“This paper examines three outcomes characterizing different aspects of post 9/11 veterans’ economic reintegration to civilian life: unemployment, earnings and college enrollment, using Current Population Survey data from 2005 to 2011. Analyses include interactions of veteran status with sex, race/ethnicity and educational attainment to evaluate whether diverse veterans experience diverse consequences of service. In brief, I find that the basic unemployment differences between veterans and non-veterans often reported in the media understate the effect of military service on unemployment for men, since veterans have other characteristics that are associated with higher employment rates. Female veterans appear to suffer a steeper employment penalty than male veterans, but black veterans appear to suffer less of a penalty than white veterans. But on two other measures, earnings and college enrollment, veterans appear to be doing better than their civilian peers. Veterans with a high school education or less out-earn their civilian peers, but veterans with at least some college education appear to lose some or all of the veteran earnings advantage compared to veterans with a high school degree, suggesting the greatest wage returns to military service accrue among the least educated. Veterans with at least a high school education are more likely to be enrolled in college than their civilian peers. Treating veterans as a monolithic block obscures differences in the consequences of military service across diverse groups.”
The study highlights the importance of considering the diversity of military service members when analyzing the effect of service on unemployment, earnings, and college enrollment. Female veterans of the post-9/11 era suffer from higher absolute levels of unemployment than male veterans. They also experience a higher unemployment penalty from their service relative to their civilians counterparts than do male veterans. Although black veterans experience a lower unemployment penalty relative to their civilian counterparts than do whites, black veterans still experience higher absolute levels of unemployment than white veterans. Data in this study suggest that veterans fare better than their civilian peers when analyzing earnings and college enrollment. Veterans with a high school education or less out-earn their civilian peers, while veterans with at least some college education lost their earnings advantage when compared with veterans who have earned a high school diploma. Lastly, veterans with at least a high school diploma are more likely to be enrolled in college than their civilian peers. This research suggests the greatest wage returns from military service are found among veterans who are the least educated. This is the first generation of volunteer-only service members, 15% of whom are women. Veterans of the current volunteer force are more likely to be married and have children than their peers of previous generations. Their transition back to civilian life has consequences not only for themselves but also their spouses, children, and communities. Additionally, their experiences are likely to influence the enlistment decisions of future generations of military volunteers. Organizations and community advocates should be aware of these variations in employment challenges, addressing the needs of each group to effectively improve earnings and employment outcomes for veterans. Community organizations should be particularly concerned with labor market participation for female veterans and work to increase the accessibility of employment support programs and college enrollment for this group.

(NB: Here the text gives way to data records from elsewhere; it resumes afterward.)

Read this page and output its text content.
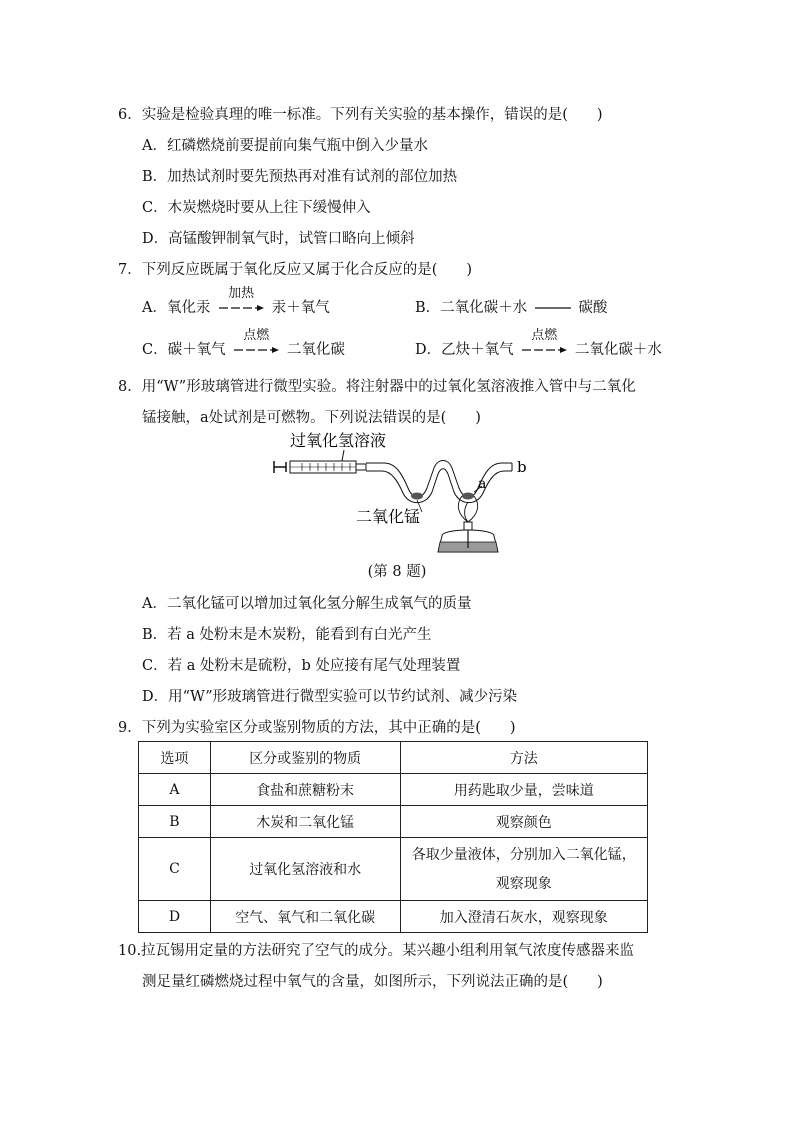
6．实验是检验真理的唯一标准。下列有关实验的基本操作，错误的是(　　)
A．红磷燃烧前要提前向集气瓶中倒入少量水
B．加热试剂时要先预热再对准有试剂的部位加热
C．木炭燃烧时要从上往下缓慢伸入
D．高锰酸钾制氧气时，试管口略向上倾斜
7．下列反应既属于氧化反应又属于化合反应的是(　　)
A．氧化汞
加热
汞＋氧气	B．二氧化碳＋水	碳酸
C．碳＋氧气
点燃
二氧化碳	D．乙炔＋氧气
点燃
二氧化碳＋水
8．用“W”形玻璃管进行微型实验。将注射器中的过氧化氢溶液推入管中与二氧化
锰接触，a处试剂是可燃物。下列说法错误的是(　　)
过氧化氢溶液
b
a
二氧化锰
(第 8 题)
A．二氧化锰可以增加过氧化氢分解生成氧气的质量
B．若 a 处粉末是木炭粉，能看到有白光产生
C．若 a 处粉末是硫粉，b 处应接有尾气处理装置
D．用“W”形玻璃管进行微型实验可以节约试剂、减少污染
9．下列为实验室区分或鉴别物质的方法，其中正确的是(　　)
选项	区分或鉴别的物质	方法
A	食盐和蔗糖粉末	用药匙取少量，尝味道
B	木炭和二氧化锰	观察颜色
C	过氧化氢溶液和水	各取少量液体，分别加入二氧化锰，
观察现象

D	空气、氧气和二氧化碳	加入澄清石灰水，观察现象
10.拉瓦锡用定量的方法研究了空气的成分。某兴趣小组利用氧气浓度传感器来监
测足量红磷燃烧过程中氧气的含量，如图所示，下列说法正确的是(　　)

Historically, the military has been viewed as a pathway to upward mobility for disadvantaged groups, especially African Americans, primarily through increasing social and human capital. However, this study found that compared with white male veterans, black males and females do not always gain higher returns to their military service in terms of earnings, employment and college enrollment. Policy makers may wish to increase the availability of vocational training and educational benefits targeting disadvantaged populations. When considering the impact of the GI Bill on college enrollment, policy makers might consider restricting the institutions that can access GI Bill funds to reduce the instance of predatory online programs targeting veterans. Additionally, policy makers may wish to determine ways to increase utilization of GI Bill benefits among disadvantaged populations to increase their long-term employment and earnings .
For Future Research
There is a void in research on issues affecting employability among recent veterans, especially considering the difference in motivation for service between older and more current generations. Another key factor to consider for future research is the surge of female veterans. Women have experienced frequent and widespread deployment and suffer different issues than men when returning to civilian life. Women serving in the military have faced occupational gender discrimination. Few occupations are closed to women but those occupations account for a large portion of the military workforce in the Army and Marine Corps. Research is needed to understand the impact of this military employment discrimination against women. Further research is needed to investigate the effectiveness of the Post-9/11 GI Bill in helping veterans gain employment and labor force marketability similar to their non-service peers. Researchers should further explore how GI Bill benefits ultimately impact education, employment, and earnings of post-9/11 veterans. Considering recent reports of for-profit and online programs among top institutions receiving GI Bill money, the long-term value of Post-9/11 GI Bill may not match that of the original GI Bill following World War II. Finally, future research into whether the military serves as a bridge for disadvantaged groups is needed, particularly studies that interrogate for whom, when, and how would be beneficial.